On 14 June, the leaked tapes were produced as evidence before the Gujarat High Court by the counsel for the Gujarat Government, Tushar Mehta. However, the bench refused to consider them as evidence, asking Mehta to take them to CBI for investigation.

A group of social activists alleged that the IB was selectively leaking tapes to the media in order to scuttle the CBI probe just 24 hours ahead of the scheduled hearing of the case in the Gujarat High Court. They also criticized the media for airing the telephone calls without any forensic tests or voice tests.

=== Tehelka report ===

In June 2013, Tehelka magazine published an exposé that revealed that the CBI had in its possession an audio recording of a conversation between Gujarat's former Minister of State Praful Khoda Patel, senior IAS officer G. C. Murmu, and other top officials in a meeting called to chalk out a plan to safeguard the interests of the officers whose names could crop up in the investigation. The conversation was secretly recorded by a meeting attendee, Girish Laxman Singhal, one of the two accused police officers who had been arrested by the CBI in the case.

=== Resignation of Vanzara ===
On 1 September 2013, Senior Gujarat Police Officer D G Vanzara said he had resigned from IPS and blamed a lack of interest shown by the state government in rescuing him and other police officers jailed in police encounter cases. He sent his resignation from Sabarmati Jail, but his resignation was refused. He retired in 2014 while still in jail and was released on bail in 2015 after nearly eight months of imprisonment.

== 2014 developments ==

=== 2014 CBI report ===
In May 2014, CBI filed a report before a special court in Ahmedabad that it did not have prosecutable evidence against former Gujarat Minister Amit Shah.

== 2016 developments ==
Allegations against an unnamed congress politician by one of the accused officers.
In February 2016, one of the officers accused in the case, former Intelligence Bureau Special Director Rajinder Kumar, said he was pressured and offered "allurements" to implicate the then Gujarat Chief Minister Narendra Modi in the case in an attempt to defame Modi. He said there was a conspiracy against Modi led by a senior Congress leader from Gujarat.

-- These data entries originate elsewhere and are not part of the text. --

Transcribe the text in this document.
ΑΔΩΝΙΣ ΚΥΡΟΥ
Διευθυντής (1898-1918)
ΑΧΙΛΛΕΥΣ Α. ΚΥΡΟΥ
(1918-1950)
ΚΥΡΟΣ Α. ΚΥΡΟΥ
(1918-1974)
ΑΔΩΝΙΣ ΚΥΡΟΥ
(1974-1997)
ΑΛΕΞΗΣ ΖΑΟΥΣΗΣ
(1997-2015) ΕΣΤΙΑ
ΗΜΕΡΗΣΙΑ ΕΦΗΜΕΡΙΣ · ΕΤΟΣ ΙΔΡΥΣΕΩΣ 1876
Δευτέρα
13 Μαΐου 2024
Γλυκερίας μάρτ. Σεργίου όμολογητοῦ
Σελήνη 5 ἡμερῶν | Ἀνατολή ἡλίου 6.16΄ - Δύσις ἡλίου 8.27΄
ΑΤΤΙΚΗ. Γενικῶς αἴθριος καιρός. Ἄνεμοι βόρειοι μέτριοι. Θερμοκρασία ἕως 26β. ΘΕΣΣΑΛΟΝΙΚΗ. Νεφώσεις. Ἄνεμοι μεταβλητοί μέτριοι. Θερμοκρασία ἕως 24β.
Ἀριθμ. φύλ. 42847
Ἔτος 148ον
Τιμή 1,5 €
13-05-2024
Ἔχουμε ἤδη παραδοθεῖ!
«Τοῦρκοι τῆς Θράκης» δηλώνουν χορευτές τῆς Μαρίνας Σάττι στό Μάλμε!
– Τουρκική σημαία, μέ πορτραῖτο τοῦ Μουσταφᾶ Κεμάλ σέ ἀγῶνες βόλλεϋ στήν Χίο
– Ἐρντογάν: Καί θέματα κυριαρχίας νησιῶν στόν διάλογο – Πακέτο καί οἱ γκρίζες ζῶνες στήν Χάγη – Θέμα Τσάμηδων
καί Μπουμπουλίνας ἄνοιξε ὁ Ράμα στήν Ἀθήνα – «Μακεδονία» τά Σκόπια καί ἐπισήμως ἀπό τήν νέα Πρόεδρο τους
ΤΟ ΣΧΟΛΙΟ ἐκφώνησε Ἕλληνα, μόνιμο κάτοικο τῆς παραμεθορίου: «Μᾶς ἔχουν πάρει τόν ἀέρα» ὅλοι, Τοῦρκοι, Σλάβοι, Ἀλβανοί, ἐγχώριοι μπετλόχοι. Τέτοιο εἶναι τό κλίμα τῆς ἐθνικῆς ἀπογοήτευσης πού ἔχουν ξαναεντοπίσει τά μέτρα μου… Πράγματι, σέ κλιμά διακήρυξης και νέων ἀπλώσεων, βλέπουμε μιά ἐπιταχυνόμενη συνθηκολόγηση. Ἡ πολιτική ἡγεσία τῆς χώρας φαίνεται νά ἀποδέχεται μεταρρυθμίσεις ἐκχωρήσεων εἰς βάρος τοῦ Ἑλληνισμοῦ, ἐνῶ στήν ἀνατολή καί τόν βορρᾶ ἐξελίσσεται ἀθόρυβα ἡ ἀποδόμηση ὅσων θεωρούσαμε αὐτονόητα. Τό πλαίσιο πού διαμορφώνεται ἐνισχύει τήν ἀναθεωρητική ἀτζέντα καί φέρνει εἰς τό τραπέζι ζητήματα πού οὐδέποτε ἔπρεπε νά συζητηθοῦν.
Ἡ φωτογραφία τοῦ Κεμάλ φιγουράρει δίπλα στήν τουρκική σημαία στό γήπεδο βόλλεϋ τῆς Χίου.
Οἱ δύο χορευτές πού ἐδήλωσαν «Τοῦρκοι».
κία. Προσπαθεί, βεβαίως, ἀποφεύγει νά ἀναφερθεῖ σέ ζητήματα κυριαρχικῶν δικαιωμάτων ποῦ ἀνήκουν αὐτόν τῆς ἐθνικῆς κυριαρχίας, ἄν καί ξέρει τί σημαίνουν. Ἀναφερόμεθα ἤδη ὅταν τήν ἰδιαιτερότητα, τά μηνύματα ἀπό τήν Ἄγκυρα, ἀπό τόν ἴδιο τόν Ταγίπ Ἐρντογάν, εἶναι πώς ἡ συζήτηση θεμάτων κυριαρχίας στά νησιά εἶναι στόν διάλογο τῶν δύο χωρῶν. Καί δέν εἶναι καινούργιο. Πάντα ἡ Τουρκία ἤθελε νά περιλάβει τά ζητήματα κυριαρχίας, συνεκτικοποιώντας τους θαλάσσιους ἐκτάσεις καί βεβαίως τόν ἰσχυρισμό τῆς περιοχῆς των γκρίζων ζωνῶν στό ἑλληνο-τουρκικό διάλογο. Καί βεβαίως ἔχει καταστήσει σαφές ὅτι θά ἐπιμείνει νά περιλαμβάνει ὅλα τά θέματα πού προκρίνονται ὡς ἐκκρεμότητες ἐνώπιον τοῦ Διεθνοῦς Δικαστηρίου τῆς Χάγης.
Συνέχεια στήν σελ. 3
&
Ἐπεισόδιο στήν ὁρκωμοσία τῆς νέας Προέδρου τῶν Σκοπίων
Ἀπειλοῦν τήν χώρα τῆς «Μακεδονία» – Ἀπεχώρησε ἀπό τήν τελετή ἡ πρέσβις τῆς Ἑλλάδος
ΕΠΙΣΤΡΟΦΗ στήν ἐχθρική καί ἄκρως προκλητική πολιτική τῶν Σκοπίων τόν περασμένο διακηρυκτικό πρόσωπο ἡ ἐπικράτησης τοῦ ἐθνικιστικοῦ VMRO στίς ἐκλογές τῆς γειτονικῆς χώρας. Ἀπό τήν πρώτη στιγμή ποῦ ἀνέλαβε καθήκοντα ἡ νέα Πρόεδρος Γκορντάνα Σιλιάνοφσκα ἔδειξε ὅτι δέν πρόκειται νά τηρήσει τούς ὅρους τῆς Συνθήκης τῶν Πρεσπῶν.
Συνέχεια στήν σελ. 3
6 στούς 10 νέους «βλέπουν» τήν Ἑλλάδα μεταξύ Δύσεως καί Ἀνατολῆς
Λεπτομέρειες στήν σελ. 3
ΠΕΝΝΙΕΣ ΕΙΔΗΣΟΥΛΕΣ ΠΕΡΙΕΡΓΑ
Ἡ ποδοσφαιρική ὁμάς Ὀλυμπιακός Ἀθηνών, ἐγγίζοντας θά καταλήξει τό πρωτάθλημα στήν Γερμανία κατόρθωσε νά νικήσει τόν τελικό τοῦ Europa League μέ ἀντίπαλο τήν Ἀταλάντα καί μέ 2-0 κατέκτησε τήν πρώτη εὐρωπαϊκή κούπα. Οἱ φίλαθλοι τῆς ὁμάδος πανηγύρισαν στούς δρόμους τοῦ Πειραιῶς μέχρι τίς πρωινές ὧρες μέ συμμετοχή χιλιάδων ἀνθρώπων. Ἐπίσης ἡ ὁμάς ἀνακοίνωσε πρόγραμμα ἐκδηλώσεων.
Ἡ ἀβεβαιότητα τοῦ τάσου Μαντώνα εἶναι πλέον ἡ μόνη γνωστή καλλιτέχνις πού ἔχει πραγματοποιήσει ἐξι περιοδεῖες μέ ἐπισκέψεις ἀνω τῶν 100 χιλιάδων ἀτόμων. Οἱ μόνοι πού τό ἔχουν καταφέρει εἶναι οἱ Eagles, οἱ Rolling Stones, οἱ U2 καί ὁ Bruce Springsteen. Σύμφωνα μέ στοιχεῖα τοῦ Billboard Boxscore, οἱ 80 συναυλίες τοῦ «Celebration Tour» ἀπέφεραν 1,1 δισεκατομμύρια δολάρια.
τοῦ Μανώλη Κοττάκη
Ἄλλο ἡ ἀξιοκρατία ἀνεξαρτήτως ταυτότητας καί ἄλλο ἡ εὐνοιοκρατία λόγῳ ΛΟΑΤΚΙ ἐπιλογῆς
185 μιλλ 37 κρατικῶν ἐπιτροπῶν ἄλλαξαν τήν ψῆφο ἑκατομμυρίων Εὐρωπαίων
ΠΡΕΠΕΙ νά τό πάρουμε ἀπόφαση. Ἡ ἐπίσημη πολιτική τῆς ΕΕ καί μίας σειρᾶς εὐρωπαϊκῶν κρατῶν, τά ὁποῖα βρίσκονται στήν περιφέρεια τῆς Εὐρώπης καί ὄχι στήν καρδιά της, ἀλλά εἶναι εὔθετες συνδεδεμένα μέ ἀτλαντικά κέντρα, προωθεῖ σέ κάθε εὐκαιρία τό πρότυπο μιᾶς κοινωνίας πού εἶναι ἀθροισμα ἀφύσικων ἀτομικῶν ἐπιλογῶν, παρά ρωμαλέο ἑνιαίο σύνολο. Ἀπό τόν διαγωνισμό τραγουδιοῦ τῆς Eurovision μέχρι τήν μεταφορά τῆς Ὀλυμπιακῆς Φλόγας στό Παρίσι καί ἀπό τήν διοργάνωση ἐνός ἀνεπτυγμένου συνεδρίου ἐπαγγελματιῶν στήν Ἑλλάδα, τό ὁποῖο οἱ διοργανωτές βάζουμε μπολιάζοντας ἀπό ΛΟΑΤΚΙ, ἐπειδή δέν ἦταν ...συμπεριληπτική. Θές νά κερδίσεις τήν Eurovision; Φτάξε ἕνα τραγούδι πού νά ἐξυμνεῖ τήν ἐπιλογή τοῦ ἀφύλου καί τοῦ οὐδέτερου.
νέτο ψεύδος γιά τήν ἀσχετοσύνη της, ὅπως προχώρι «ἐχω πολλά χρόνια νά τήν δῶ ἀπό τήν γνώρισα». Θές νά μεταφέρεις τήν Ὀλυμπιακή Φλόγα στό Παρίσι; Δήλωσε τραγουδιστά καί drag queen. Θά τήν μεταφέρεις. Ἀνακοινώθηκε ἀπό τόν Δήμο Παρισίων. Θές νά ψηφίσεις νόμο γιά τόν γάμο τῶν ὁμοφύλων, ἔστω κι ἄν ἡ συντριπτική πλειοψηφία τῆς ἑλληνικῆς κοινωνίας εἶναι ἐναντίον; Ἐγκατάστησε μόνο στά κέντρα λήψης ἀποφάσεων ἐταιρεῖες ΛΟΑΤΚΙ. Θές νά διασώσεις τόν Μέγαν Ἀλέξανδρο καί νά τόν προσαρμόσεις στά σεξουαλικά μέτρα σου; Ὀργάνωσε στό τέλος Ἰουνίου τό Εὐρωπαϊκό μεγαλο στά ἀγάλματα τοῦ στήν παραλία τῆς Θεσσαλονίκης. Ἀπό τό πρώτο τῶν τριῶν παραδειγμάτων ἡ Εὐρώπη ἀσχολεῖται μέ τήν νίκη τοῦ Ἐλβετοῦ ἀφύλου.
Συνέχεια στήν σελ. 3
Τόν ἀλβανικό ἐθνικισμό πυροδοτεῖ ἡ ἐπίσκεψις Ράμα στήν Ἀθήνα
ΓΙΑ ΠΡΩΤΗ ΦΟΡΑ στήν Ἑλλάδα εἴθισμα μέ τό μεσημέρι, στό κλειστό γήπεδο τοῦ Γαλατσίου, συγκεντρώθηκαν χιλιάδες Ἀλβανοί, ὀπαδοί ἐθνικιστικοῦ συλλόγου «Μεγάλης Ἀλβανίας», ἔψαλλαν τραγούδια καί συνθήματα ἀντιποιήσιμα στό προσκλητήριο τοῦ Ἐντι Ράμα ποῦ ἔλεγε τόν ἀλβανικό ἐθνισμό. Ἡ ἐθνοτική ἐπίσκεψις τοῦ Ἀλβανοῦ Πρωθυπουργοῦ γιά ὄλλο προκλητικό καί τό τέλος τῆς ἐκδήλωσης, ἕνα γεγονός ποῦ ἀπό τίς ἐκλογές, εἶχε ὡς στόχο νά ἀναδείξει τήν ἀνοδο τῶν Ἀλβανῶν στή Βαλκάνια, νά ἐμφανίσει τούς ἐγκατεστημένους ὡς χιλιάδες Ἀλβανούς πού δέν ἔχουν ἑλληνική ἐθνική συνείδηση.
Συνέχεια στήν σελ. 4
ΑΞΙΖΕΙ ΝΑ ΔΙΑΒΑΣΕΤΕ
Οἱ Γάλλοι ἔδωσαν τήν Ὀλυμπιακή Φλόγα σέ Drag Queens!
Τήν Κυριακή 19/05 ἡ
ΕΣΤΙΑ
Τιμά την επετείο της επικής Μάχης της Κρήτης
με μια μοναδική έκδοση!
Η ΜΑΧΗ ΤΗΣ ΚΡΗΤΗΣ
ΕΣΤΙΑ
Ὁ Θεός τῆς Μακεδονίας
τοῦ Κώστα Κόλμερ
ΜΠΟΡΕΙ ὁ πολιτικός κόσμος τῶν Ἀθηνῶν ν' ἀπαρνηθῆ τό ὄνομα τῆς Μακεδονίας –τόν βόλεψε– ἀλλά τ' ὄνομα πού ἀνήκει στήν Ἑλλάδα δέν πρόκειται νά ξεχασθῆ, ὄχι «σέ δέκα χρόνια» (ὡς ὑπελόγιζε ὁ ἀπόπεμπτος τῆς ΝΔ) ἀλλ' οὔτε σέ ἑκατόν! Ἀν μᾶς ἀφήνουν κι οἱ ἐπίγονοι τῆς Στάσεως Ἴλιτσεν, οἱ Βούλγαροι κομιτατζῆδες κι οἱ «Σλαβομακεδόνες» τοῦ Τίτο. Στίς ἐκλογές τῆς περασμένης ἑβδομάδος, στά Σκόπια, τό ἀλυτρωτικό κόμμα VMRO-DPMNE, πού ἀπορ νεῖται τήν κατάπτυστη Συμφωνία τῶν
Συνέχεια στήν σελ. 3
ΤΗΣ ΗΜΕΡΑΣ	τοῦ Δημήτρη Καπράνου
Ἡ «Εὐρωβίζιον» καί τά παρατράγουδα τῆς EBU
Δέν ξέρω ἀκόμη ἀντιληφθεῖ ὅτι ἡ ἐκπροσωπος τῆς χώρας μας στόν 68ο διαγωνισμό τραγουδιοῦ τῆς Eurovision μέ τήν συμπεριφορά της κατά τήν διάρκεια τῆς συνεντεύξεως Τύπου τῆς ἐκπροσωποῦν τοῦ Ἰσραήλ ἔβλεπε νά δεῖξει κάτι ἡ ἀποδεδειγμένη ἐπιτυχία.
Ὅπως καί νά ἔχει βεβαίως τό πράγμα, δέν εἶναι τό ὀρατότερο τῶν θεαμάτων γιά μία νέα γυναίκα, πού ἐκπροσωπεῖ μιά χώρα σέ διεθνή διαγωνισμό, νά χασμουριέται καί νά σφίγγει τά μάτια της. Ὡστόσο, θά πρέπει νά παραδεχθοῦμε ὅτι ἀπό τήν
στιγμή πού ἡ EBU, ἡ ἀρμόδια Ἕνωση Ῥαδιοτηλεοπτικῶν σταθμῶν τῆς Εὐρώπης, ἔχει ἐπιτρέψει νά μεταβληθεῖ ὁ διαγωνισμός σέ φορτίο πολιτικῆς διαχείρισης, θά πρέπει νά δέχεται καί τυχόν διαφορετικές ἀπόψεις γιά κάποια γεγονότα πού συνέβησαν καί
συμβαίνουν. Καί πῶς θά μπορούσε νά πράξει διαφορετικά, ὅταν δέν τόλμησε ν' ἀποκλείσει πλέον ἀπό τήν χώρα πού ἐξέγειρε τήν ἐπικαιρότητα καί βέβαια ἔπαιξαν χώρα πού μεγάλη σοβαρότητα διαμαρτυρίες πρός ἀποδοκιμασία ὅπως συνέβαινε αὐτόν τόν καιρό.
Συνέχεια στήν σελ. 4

Later in March 2016, R. V. S. Mani, former under secretary (Internal Security) in the Ministry of Home Affairs, who signed the two affadavits in the case, alleged that "he was ordered to sign on the second affidavit", and that SIT chief Satish Verma tortured him with cigarette stubs during his examination in 2013. He alledged that it was fake encounter and then UPA government wanted to implicate Gujarat intelligence officers.